Le ministre wallon de l’Aménagement du territoire, Willy Deborsu, ne veut plus d’une catastrophe humaine et matérielle de cette ampleur. Alors que l’heure est toujours à la reconstruction pour les maisons touchées dans la région liégeoise par les terribles inondations du mois de juillet 2021, une circulaire vient mettre les points sur les « i ».

Chaque année, 10% des demandes de permis de bâtir ou de rénover déposées en Wallonie concernent des biens situés en zone inondable. Si tel est le cas, quatre situations spécifiques ont été pointées dans la circulaire du ministre et désormais connues des autorités communales de la Région.

Les risques d’inondation sont faibles

Le propriétaire ou le maître d’œuvre doit pouvoir démontrer aux autorités urbanistiques de la commune que le projet ne viendra pas aggraver une situation existante. Des points de contrôle précis ont été établis afin de permettre aux autorités compétentes d’accepter ou de refuser un projet. Il sera notamment tenu compte du type de cours d’eau à proximité de la maison en devenir et de sa capacité à supporter les fortes crues.

Les risques d’inondation sont moyens

Ici, comme dans le cas précédent, il convient de prouver que la construction ne viendra pas altérer la situation existante, mais, en plus, que le bâtiment ne sera pas exposé à des risques majeurs. Différents points de contrôle sont, ici aussi, prévus afin de garantir, par exemple, la sécurité des personnes avec l’aménagement de zones de refuge ou l’usage de matériaux résistants à l’eau. Différentes obligations comme l’installation des composants électriques en hauteur, la qualité des cloisons ou des systèmes d’évacuation de l’eau autour de la maison sont ici de mise.

Les risques d’inondation sont élevés

Le Ministre évoque ici l’évidence : dans une zone à forts risques d’inondation, il est préférable d’éviter toute forme d’urbanisation. Si malgré tout une personne souhaite présenter un projet situé dans une zone à forts risques d’inondation, cette même personne devra déployer toutes les preuves possibles et imaginables (d’un point de vue technique et sécuritaire) pour convaincre les autorités urbanistiques du bien-fondé du projet. Bien évidemment, les conditions indiquées dans les zones à risques faibles et moyens seront également d’application.

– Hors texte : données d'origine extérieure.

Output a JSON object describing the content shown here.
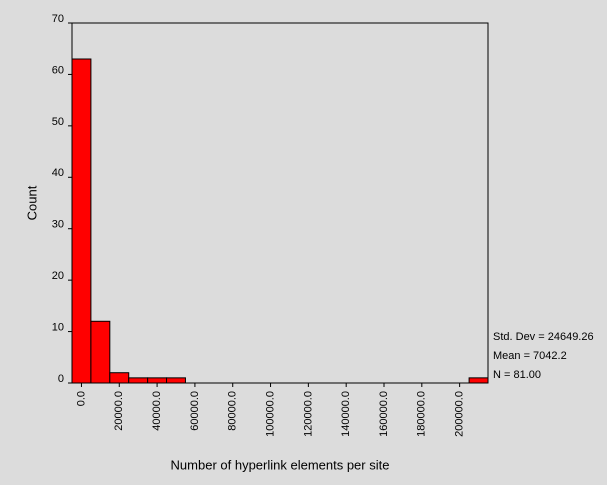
{
  "chart_data": {
    "type": "histogram",
    "xlabel": "Number of hyperlink elements per site",
    "ylabel": "Count",
    "bins": [
      -5000,
      5000,
      15000,
      25000,
      35000,
      45000,
      55000,
      65000,
      75000,
      85000,
      95000,
      105000,
      115000,
      125000,
      135000,
      145000,
      155000,
      165000,
      175000,
      185000,
      195000,
      205000,
      215000
    ],
    "values": [
      63,
      12,
      2,
      1,
      1,
      1,
      0,
      0,
      0,
      0,
      0,
      0,
      0,
      0,
      0,
      0,
      0,
      0,
      0,
      0,
      0,
      1
    ],
    "color": "#ff0000",
    "xlim": [
      -5000,
      215000
    ],
    "xticks": [
      {
        "value": 0,
        "label": "0.0"
      },
      {
        "value": 20000,
        "label": "20000.0"
      },
      {
        "value": 40000,
        "label": "40000.0"
      },
      {
        "value": 60000,
        "label": "60000.0"
      },
      {
        "value": 80000,
        "label": "80000.0"
      },
      {
        "value": 100000,
        "label": "100000.0"
      },
      {
        "value": 120000,
        "label": "120000.0"
      },
      {
        "value": 140000,
        "label": "140000.0"
      },
      {
        "value": 160000,
        "label": "160000.0"
      },
      {
        "value": 180000,
        "label": "180000.0"
      },
      {
        "value": 200000,
        "label": "200000.0"
      }
    ],
    "ylim": [
      0,
      70
    ],
    "yticks": [
      0,
      10,
      20,
      30,
      40,
      50,
      60,
      70
    ],
    "annotations": [
      "Std. Dev = 24649.26",
      "Mean = 7042.2",
      "N = 81.00"
    ]
  }
}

Le projet se situe dans un axe de ruissellement

Preuve a été faite lors des événements de l’année passée que l’urbanisation notamment de certaines berges et autres zones vertes avaient mis en place des zones inondables non naturelles. Le Ministre indique que les nouvelles constructions et autres rénovations ne pourront faire obstacle à l’écoulement naturel lors de fortes intempéries afin d’éviter la création de nouvelles zones à fort risque d’inondation.